Australian startup licenses technology to supercomputing vendor

Australian software startup, Guardsoft, has entered into an agreement with Cray Inc. to license Guardsoft’s novel ‘Guard’ debugging technology for use in Cray’s Cascade program. Partially funded by $250 million from the US Defense Advanced Research Projects Agency (DARPA), Cray will develop a revolutionary new supercomputer based on the company's Adaptive Supercomputing vision aimed at integrating a range of processing technologies into a single scalable platform. Guardsoft is based on innovative research and development led by Monash University’s Professor David Abramson in the Faculty of Information Technology. It uses a new technique called ‘relative’ debugging, which allows programmers to trace errors introduced into software as it is modified, or ported from one system to another. Unlike traditional debugging techniques, relative debugging compares the execution of a new program with a reference version that is known to work. “Relative debugging is orders of magnitude faster than existing approaches because the programmer doesn’t have to understand all the details of the code,” said Prof.
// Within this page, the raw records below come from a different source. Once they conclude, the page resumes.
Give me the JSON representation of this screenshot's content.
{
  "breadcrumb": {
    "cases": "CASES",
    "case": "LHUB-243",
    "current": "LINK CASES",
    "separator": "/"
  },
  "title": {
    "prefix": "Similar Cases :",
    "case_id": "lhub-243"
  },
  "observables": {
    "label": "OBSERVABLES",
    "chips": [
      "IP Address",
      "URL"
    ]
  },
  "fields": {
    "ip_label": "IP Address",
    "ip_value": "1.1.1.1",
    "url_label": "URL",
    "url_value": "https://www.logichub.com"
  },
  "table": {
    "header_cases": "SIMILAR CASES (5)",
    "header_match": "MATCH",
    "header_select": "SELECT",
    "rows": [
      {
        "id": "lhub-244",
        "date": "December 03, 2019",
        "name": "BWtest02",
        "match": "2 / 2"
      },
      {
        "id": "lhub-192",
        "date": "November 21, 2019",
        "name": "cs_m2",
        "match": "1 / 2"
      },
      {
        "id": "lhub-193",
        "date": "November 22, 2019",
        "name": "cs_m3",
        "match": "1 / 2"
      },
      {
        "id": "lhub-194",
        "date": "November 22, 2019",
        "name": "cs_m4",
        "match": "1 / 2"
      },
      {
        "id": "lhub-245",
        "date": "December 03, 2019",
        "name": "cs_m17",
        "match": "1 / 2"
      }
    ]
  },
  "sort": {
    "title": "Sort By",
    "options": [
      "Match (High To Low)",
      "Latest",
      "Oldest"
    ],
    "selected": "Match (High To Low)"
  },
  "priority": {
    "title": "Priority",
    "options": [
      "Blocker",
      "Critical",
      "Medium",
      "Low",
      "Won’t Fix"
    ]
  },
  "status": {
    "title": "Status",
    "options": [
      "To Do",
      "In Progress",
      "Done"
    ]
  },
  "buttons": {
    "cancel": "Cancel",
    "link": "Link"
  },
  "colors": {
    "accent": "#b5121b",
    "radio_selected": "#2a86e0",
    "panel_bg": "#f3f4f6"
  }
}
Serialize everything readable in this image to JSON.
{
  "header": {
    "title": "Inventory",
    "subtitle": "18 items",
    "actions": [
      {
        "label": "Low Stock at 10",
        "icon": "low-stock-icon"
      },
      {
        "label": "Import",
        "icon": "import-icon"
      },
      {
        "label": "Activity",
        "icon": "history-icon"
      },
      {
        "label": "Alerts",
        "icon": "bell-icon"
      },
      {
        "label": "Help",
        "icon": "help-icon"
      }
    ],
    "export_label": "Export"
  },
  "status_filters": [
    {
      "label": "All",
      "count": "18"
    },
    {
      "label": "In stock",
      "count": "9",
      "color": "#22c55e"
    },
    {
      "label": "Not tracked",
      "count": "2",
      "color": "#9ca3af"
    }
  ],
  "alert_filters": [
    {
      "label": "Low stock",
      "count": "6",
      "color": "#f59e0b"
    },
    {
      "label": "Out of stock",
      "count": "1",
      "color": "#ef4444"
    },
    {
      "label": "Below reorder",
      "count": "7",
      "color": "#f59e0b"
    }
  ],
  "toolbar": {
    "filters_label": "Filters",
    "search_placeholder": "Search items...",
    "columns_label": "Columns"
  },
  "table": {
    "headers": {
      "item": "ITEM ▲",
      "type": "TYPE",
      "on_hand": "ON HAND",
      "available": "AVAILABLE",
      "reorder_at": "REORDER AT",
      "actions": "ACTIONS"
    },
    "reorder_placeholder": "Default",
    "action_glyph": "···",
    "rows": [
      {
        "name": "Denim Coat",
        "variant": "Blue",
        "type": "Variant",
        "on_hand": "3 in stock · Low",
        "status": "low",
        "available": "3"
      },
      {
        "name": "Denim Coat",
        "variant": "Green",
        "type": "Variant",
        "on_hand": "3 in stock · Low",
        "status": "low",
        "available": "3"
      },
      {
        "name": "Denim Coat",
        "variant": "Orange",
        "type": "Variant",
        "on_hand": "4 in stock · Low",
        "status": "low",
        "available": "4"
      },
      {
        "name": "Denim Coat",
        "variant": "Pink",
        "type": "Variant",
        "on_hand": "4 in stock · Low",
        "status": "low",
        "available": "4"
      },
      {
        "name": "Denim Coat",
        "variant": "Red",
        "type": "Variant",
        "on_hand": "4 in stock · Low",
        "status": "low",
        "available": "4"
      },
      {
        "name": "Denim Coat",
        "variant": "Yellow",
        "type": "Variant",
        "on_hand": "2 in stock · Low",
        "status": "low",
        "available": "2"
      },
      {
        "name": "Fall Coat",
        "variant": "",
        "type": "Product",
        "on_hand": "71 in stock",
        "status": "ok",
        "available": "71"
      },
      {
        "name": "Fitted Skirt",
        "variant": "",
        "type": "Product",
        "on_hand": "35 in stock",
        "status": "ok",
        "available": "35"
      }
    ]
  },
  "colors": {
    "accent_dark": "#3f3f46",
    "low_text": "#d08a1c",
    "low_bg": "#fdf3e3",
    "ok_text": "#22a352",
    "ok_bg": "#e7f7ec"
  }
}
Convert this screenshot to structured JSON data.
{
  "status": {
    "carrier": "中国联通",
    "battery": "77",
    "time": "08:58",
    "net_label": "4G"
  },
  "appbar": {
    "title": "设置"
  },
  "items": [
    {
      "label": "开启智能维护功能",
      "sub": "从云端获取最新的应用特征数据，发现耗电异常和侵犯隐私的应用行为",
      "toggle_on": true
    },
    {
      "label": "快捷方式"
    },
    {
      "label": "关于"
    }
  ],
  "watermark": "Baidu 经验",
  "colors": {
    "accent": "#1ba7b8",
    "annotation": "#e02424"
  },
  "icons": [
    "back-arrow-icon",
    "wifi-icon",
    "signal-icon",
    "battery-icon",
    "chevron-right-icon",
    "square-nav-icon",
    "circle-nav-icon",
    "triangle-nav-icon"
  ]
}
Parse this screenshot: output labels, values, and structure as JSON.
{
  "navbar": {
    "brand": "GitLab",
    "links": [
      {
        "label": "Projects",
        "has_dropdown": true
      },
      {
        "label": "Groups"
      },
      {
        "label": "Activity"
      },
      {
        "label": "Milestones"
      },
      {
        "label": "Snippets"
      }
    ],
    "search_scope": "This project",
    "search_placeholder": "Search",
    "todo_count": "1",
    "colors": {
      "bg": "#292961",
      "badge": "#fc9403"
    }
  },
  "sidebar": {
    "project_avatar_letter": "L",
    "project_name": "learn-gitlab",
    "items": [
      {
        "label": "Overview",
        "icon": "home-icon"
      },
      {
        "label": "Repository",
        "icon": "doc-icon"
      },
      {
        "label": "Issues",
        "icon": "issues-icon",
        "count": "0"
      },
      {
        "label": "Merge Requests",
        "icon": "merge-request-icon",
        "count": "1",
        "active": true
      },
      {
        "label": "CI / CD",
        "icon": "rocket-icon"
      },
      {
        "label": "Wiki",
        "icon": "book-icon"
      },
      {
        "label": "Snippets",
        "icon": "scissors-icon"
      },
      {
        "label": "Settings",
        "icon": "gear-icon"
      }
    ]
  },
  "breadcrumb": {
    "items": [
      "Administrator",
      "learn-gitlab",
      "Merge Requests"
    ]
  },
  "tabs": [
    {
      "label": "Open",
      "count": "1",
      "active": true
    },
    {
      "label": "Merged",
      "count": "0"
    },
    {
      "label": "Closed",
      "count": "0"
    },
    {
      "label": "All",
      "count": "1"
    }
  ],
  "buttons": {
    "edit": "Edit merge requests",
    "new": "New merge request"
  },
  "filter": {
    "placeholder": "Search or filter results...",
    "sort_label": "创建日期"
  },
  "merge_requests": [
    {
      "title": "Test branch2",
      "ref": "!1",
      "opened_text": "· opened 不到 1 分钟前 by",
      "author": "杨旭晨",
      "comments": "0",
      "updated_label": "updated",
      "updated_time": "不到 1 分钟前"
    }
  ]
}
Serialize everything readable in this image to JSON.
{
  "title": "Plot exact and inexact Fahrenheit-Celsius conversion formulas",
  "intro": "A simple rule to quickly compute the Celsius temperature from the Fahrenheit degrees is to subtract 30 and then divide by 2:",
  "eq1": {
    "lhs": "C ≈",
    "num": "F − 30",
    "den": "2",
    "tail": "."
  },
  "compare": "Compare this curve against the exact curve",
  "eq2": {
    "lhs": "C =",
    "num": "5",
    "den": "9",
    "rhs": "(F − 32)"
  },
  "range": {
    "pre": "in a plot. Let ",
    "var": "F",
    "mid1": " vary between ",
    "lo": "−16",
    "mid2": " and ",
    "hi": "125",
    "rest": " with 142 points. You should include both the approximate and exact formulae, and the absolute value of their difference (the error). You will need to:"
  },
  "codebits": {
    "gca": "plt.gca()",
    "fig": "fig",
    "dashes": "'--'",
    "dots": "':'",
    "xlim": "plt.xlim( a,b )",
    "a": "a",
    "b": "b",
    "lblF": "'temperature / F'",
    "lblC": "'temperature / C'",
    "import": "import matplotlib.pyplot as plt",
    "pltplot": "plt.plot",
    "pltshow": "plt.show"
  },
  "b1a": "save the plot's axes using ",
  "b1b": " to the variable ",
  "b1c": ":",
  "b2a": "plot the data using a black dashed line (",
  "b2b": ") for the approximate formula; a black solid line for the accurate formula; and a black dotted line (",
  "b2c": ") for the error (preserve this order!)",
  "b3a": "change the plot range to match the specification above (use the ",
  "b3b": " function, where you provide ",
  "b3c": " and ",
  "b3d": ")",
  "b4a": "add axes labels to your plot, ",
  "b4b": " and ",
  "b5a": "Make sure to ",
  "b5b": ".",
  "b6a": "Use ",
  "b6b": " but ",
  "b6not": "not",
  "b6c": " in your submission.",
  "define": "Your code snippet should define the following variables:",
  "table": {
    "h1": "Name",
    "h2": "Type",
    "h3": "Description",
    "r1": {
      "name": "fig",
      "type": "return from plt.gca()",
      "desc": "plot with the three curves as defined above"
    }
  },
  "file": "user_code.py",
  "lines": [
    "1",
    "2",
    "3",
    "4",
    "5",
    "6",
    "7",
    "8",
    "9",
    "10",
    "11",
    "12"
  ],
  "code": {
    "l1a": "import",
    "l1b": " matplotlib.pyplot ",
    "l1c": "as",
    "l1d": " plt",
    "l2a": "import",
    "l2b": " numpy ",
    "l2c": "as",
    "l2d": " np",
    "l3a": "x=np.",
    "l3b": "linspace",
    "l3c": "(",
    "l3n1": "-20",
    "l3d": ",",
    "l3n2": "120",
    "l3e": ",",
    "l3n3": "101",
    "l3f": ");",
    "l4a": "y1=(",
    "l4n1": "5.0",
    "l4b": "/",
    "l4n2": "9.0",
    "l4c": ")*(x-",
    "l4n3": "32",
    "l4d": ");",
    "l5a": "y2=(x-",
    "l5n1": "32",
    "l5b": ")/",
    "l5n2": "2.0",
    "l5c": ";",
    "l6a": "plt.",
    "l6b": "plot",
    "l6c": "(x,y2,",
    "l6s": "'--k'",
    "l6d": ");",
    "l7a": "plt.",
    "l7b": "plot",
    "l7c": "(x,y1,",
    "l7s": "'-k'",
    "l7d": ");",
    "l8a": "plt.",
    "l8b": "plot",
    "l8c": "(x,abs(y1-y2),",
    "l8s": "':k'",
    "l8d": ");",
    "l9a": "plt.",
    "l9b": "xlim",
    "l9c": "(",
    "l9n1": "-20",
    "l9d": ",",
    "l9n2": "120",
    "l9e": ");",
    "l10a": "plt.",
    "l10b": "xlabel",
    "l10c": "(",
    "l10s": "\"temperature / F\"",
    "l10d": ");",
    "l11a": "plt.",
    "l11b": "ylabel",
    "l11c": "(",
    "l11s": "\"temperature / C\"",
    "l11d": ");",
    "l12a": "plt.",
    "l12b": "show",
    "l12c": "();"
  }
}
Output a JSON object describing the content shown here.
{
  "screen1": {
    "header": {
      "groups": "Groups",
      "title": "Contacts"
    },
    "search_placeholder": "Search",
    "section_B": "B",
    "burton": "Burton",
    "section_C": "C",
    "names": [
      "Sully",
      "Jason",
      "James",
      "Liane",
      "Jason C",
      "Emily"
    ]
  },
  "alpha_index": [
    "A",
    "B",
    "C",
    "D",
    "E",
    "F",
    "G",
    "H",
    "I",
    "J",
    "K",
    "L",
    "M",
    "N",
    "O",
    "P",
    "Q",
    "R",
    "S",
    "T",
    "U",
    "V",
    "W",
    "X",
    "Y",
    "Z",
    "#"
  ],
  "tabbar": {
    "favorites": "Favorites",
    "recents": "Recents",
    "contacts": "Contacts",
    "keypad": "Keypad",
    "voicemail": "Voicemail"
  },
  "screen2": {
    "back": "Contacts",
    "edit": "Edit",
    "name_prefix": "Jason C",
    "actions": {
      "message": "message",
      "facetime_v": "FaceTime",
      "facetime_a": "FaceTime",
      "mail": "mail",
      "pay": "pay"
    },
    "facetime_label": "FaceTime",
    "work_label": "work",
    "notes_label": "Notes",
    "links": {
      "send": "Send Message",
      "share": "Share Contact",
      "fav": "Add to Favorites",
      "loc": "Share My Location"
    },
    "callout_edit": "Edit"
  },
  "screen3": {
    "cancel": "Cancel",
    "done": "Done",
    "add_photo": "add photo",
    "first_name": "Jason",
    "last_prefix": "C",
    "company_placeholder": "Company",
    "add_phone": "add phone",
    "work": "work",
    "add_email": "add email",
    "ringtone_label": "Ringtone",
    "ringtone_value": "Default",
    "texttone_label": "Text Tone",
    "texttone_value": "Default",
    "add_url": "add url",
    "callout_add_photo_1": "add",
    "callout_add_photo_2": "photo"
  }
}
Abramson. “This is particularly valuable when the person performing the debugging is not the original developer.” Cray selected the new technology as a tool to aid application developers in porting existing programs to Cray supercomputers. “This approach will allow our users to locate errors quickly when existing sequential programs are parallelised, or when they are changed during code development,” said Steve Scott, chief technology officer for Cray. “This new technology has the potential to enhance programmer productivity substantially, and complements the other tools we are developing in the Cascade program.”